There were “very wide” talks regarding the situation in Syria aimed at “safeguarding the coordination mechanism,” said Housing Minister Ze’ev Elkin who accompanied Bennett on the trip, at the time.

Former prime minister Benjamin Netanyahu met Putin on multiple occasions to discuss the issue and claimed that their personal relationship was a main factor in maintaining the mechanism.

Israel has carried out hundreds of airstrikes inside Syria in the course of the country’s civil war, targeting what it says are arms shipments bound for Lebanon’s Iran-backed Hezbollah terror group, which is fighting alongside Syrian government forces. Israel rarely acknowledges or discusses such operations.

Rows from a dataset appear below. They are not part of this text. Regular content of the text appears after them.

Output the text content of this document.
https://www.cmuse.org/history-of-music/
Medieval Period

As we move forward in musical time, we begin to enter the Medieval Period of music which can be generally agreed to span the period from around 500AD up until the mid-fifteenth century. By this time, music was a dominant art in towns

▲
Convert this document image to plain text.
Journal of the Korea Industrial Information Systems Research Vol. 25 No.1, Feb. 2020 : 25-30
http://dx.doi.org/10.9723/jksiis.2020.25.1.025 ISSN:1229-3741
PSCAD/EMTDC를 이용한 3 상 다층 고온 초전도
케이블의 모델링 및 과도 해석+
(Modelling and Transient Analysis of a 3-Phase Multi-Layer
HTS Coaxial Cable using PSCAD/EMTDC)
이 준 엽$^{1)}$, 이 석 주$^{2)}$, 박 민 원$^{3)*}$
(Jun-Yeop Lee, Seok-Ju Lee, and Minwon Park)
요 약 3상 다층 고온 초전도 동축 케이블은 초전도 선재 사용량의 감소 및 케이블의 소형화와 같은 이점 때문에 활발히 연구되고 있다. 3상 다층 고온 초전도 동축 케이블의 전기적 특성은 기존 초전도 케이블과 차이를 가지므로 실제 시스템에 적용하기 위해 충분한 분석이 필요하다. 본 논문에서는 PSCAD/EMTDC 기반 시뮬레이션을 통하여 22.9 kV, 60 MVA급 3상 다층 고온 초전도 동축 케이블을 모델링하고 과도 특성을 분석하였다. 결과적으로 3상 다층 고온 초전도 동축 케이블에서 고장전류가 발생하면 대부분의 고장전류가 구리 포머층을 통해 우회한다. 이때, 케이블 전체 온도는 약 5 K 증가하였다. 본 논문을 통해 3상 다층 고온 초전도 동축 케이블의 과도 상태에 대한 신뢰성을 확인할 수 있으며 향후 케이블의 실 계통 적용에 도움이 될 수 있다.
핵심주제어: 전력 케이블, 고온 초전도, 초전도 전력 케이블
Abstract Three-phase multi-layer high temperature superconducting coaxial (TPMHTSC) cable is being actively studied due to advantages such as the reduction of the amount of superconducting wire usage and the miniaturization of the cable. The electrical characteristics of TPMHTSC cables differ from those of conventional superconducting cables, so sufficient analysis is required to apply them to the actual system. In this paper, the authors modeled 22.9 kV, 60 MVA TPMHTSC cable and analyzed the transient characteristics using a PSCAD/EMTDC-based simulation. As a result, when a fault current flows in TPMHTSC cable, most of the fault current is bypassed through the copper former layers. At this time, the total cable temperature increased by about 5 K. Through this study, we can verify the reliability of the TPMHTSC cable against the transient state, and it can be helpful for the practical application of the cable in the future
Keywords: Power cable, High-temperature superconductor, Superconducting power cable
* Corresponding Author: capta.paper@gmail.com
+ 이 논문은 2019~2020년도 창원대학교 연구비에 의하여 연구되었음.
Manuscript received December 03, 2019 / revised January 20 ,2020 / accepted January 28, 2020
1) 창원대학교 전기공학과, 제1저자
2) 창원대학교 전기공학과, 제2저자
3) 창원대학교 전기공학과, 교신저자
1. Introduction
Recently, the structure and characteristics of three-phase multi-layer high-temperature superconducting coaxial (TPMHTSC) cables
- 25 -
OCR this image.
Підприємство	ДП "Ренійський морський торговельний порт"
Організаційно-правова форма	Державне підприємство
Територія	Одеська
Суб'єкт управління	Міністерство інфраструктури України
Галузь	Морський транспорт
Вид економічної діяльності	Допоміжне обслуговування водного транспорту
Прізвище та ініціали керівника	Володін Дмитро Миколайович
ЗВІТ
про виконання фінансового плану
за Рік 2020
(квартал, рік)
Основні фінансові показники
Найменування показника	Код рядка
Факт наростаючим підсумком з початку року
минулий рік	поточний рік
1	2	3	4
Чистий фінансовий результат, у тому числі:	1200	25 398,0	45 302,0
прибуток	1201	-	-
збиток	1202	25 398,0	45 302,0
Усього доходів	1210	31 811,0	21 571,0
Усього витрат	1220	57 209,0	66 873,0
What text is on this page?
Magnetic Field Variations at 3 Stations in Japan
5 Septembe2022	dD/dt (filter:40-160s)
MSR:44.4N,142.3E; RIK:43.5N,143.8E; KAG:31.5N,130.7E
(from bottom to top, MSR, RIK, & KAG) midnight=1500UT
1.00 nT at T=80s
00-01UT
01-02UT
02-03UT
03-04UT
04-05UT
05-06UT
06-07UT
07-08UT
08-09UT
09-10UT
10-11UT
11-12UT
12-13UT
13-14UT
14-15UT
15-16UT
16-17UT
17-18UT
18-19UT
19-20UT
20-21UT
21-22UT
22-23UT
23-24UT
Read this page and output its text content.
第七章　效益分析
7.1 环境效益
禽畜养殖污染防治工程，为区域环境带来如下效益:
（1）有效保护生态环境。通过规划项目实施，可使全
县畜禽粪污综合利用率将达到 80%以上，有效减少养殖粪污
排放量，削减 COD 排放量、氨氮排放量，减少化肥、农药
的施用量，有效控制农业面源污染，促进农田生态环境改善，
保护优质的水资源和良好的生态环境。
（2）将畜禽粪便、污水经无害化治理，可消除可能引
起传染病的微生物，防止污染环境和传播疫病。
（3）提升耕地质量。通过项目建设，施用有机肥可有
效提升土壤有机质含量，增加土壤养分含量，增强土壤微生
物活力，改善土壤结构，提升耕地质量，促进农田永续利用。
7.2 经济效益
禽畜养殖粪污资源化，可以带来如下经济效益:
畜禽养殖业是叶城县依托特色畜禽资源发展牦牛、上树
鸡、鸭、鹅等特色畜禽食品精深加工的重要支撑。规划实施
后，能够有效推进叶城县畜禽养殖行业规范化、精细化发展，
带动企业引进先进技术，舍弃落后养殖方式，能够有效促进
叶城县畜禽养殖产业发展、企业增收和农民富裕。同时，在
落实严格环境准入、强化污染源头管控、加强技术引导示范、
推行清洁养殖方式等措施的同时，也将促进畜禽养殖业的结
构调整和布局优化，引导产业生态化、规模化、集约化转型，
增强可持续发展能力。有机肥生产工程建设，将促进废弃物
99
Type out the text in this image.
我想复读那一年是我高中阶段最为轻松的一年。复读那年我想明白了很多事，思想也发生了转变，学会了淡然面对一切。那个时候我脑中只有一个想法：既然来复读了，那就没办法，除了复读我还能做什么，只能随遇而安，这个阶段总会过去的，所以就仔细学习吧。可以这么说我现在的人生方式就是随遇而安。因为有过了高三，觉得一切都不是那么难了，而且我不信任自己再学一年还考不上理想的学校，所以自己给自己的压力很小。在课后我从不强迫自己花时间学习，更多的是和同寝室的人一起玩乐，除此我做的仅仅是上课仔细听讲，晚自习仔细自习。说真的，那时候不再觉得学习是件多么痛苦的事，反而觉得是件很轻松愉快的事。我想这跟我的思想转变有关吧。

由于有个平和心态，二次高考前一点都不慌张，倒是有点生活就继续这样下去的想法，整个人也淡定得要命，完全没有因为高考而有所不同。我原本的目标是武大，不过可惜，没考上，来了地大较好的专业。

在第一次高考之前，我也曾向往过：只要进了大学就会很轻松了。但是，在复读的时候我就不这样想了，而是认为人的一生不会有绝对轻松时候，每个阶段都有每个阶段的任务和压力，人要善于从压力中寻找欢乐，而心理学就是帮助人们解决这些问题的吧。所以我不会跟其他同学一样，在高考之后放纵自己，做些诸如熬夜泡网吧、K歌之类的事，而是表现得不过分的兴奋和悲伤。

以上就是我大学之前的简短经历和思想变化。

Russia meanwhile, is a close ally of Syria’s Bashar Assad, has forces based and operating in Syria, and provides Syria with air defenses that try and shoot down Israeli jets and missiles.

Israeli officials do not generally discuss the full extent of the coordination, but they stress that the IDF does not seek Russian permission before carrying out operations.

Russian President Vladimir Putin, left, and Prime Minister Naftali Bennett shake hands during their meeting in Sochi, Russia, Friday, Oct. 22, 2021. (Evgeny Biyatov, Sputnik, Kremlin Pool Photo via AP)

The status of the deconfliction hotline has been uncertain since 2018, when a Syrian air defense gunner, aiming for Israeli jets on a bombing run, knocked a Russian military plane out of the sky instead, killing all 15 people on board.

Russia responded by providing Syrian forces with advanced S-300 air defense batteries, which were thought to have the potential to significantly curtail Israel’s freedom of action in the skies over the country.

Moscow maintains state-of-the-art S-400 air defense systems to protect its own assets in Syria, but has never turned them on Israeli planes.

On Thursday, Syrian state media said three Syrian soldiers were killed in an Israeli airstrike near the capital Damascus. The alleged strike came hours after Israel apparently dropped leaflets on Syrian army positions warning that they could be targeted for collaborating with Iran-backed terror group Hezbollah.

Agencies contributed to this report.